They're posting from their double glazed homes with the heating on Fridges, multiple TVs, gym memberships, and they love playing on their X Box
keeping their working hours under 21 per week so they can claim benefit
The reality of being a boomer.
We had parents who served in a war and suffered a further 10 years of food rationing so
breast milk was scarce due to malnutrition.
Being born in a cold damp house heated by a coal fire, your dad's army coat was used as surplus bedding.
Vegetables were seasonal as were childhood diseases. We fought them all off Measles, Mumps, chicken pox and even scarlet fever.
The countryside was a world away, and you only saw grass if someone in The street had a car and took you there as a weekend treat.
We didn't need a computer to occupy our Sunny Delight hyper active minds, the journey, looking out of the window was the treat.
We walked everywhere,
We usually had just one fat kid in school not a full class of them with their allergies and syndromes.
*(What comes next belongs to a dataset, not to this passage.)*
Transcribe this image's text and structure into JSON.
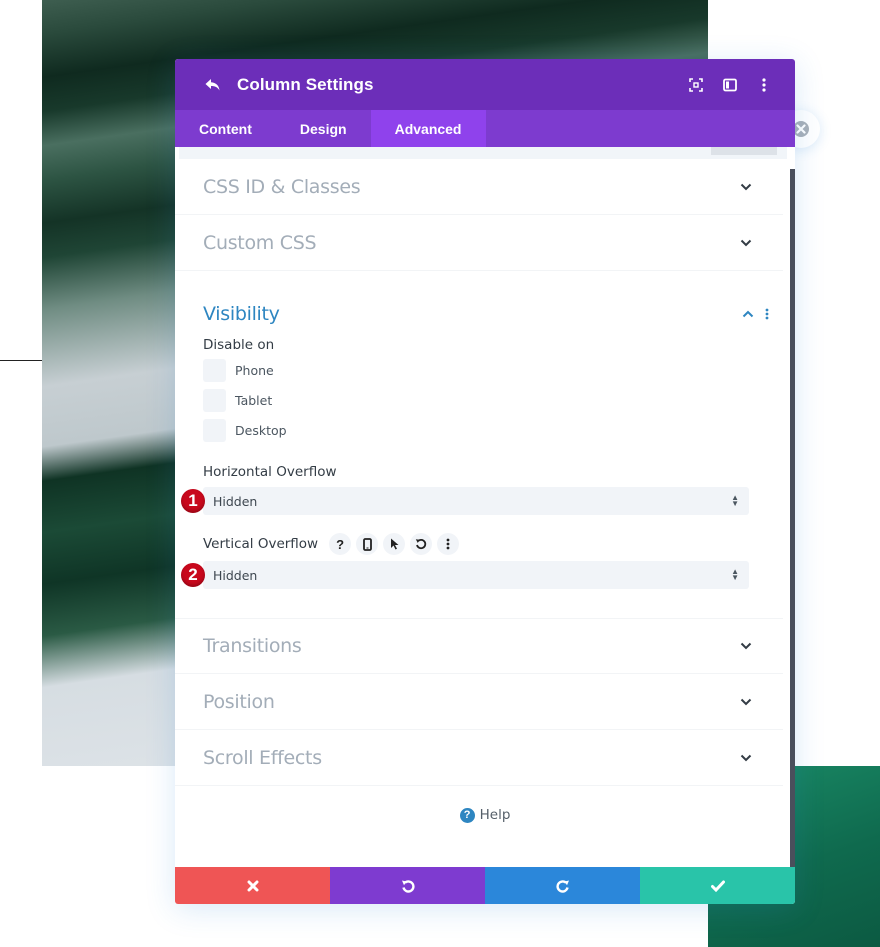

We had one special outfit known as our ' Best Clothes' and these were looked after like the robes of an ordained dignitary.
Hygiene wasn't even a thing, there were no bathrooms, the toilet was at the bottom of the yard heated by a paraffin lamp to stop the pipes freezing.
The only hot water was the kitchen sink with a water heater known as a geyser .
Used frugally to keep costs down.
Teachers smoked in schools, everyone smelled of nicotine. Windows weren't opened till May as heat was precious.
Often the bills outweighed the income and were juggled for payment .
No automatic washing machines or dryers, mangles were in the back yard to squeeze out the excess water after a dolly tub wash .
You might have to research these items.
If you wanted to learn you had to read books, there was no Google short cut .
Communication was someone five doors down who might have a phone you could use as long as you took a threepenny bit to pay for it.
The operator would put you through!.
You didn't follow your dreams, you didn't dream, you just took a job to bring money into the house and tip up to your parents to help with the bills.
No spa days no film star beauty treatments no weekends away or hen nights abroad, two weeks in Blackpool once a year if you were lucky.
This went on till you could afford to start your own dreary journey of a life as a working class Brit in the very early 60s.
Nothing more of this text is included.